Friday, September 26, 2014


The The Summer 2014 has sadly marked yet another milestone for the Aral Sea that has been shrinking markedly since the 1960s. For the first time in modern history, the eastern basin of the South Aral Sea has now completely dried. The ast time it dried out was 600 years ago in a  desiccation associated with diversion of Amu Darya to the Caspian Sea in Medieval times.

This image from the Moderate Resolution Imaging Spectro-radiometer (MODIS) on NASA's Terra satellite shows the sea without its eastern lobe on August 19, 2014.
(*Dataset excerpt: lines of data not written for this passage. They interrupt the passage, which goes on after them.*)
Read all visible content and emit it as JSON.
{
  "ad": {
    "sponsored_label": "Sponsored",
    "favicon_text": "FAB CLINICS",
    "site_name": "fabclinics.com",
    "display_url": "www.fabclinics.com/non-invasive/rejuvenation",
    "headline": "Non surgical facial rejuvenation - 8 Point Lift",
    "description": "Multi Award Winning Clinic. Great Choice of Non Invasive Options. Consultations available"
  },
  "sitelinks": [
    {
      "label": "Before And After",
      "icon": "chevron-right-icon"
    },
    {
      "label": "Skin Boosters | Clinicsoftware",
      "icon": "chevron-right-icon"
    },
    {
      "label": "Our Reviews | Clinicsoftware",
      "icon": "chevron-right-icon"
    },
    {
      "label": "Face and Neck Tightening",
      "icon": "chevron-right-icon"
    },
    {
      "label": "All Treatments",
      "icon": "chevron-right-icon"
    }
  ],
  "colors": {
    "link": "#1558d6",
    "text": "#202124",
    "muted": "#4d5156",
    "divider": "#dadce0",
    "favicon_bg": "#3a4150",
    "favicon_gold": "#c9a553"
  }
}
In the 1950s and 1960s, the government of the former Soviet Union began large scale diversion of  the Amu Darya and the Syr Darya—the region's two major rivers—to irrigate farmland. The diversion began the lake's gradual retreat. By the start of the Terra series in 2000, the lake had already separated into the North (Small) Aral Sea in Kazakhstan and the South (Large) Aral Sea in Uzbekistan. The South Aral had further split into western and eastern lobes. The eastern lobe of the South Aral nearly dried in 2009 and then saw a huge rebound in 2010. Water levels continued to fluctuate annually in alternately dry and wet years.

The desiccation in 2014 has occurred as there has been less rain and snow in the Parmir and so less water released into the watershed as well as continued high irrigation withdrawals.